Trump’s lawyers are seriously arguing, in a long memo to Mueller, that Trump can’t obstruct justice because as president he is justice himself.
President Trump’s lawyers have for months quietly waged a campaign to keep the special counsel from trying to force him to answer questions in the investigation into whether he obstructed justice, asserting that he cannot be compelled to testify and arguing in a confidential letter that he could not possibly have committed obstruction because he has unfettered authority over all federal investigations.
Including federal investigations into his own crimes. So a president can do anything at all and then simply shut down or forbid all federal investigations because his authority is that absolute.
So they’re saying presidents are dictators.
In a brash assertion of presidential power, the 20-page letter — sent to the special counsel, Robert S. Mueller III, and obtained by The New York Times — contends that the president cannot illegally obstruct any aspect of the investigation into Russia’s election meddling because the Constitution empowers him to, “if he wished, terminate the inquiry, or even exercise his power to pardon.”
[Read the Trump lawyers’ confidential memo to Mr.
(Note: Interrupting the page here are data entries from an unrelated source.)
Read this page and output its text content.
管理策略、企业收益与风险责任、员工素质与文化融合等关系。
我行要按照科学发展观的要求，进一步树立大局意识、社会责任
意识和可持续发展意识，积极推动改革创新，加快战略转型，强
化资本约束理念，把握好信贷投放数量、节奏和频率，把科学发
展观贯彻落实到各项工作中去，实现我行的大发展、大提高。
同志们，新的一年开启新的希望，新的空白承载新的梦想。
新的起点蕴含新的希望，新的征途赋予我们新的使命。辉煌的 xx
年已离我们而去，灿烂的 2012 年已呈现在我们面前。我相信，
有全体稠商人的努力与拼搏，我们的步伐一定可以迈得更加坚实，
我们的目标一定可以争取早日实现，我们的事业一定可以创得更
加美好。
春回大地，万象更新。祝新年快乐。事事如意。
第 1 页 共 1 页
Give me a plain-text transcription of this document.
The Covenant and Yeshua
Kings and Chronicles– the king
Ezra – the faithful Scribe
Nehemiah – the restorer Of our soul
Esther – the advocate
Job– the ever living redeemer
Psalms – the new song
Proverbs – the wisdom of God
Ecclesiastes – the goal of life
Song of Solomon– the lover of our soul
Mueller here.]
Other lawyers don’t agree.
Trump is saying he can put an end to any criminal investigation he & he can pardon anyone he wants to. In other words, he can insulate himself & his family if a jury votes to convict them. No other President has successfully set himself above the reach of the law until now. https://t.co/YN3r7Rc2Xn
— Joyce Alene (@JoyceWhiteVance) June 2, 2018
The President’s legal arguments would render whole sections of the Constitution moot, and allow a president to engage in any form of criminality and obstruct an investigation into his own wrongdoing. Nobody is above the law. Not this President. Not any president. https://t.co/DKpZizrpKl
— Adam Schiff (@RepAdamSchiff) June 2, 2018
This would be a valid legal argument — if our government were a dictatorship. Fortunately, we are a government of laws, not men. And in America, no one is above the law, including the president. https://t.co/yxtu9HUUkz
— Chuck Schumer (@SenSchumer) June 2, 2018
(I don’t know that Schumer is a lawyer. Whatever.)
The attempt to dissuade Mr. Mueller from seeking a grand jury subpoena is one of two fronts on which Mr. Trump’s lawyers are fighting. In recent weeks, they have also begun a public-relations campaign to discredit the investigation and in part to pre-empt a potentially damaging special counsel report that could prompt impeachment proceedings.
They have begun a public-relations campaign to discredit the investigation and the FBI and the Justice Department, all in the effort to shield the guy who is supposed to be working for the good of the country as a whole (and its people), not for himself.
Mr. Trump’s lawyers are gambling that Mr. Mueller may not want to risk an attempt to forge new legal ground by bringing a grand jury subpoena against a sitting president into a criminal proceeding.
“Ensuring that the office remains sacred and above the fray of shifting political winds and gamesmanship is of critical importance,” they wrote.
How can the office remain “sacred” when it’s occupied by that dreadful vulgar monster? He cheapens it with every word, every look, every gesture, every action, every photo op, and god knows every tweet.
“The president’s prime function as the chief executive ought not be hampered by requests for interview,” they wrote. “Having him testify demeans the office of the president before the world.”
That ship has sailed. That ship has made multiple circumnavigations of the globe; Trump himself demeans the office constantly. Having him testify would do a little bit to repair the damage he’s done by showing he’s not free to commit crimes and then laugh in our faces.
They also contended that nothing Mr. Trump did violated obstruction-of-justice statutes, making both a technical parsing of what one such law covers and a broad constitutional argument that Congress cannot infringe on how he exercises his power to supervise the executive branch. Because of the authority the Constitution gives him, it is impossible for him to obstruct justice by shutting down a case or firing a subordinate, no matter his motivation, they said.
If they’re right about it then this is a dictatorship. They’d better not be right.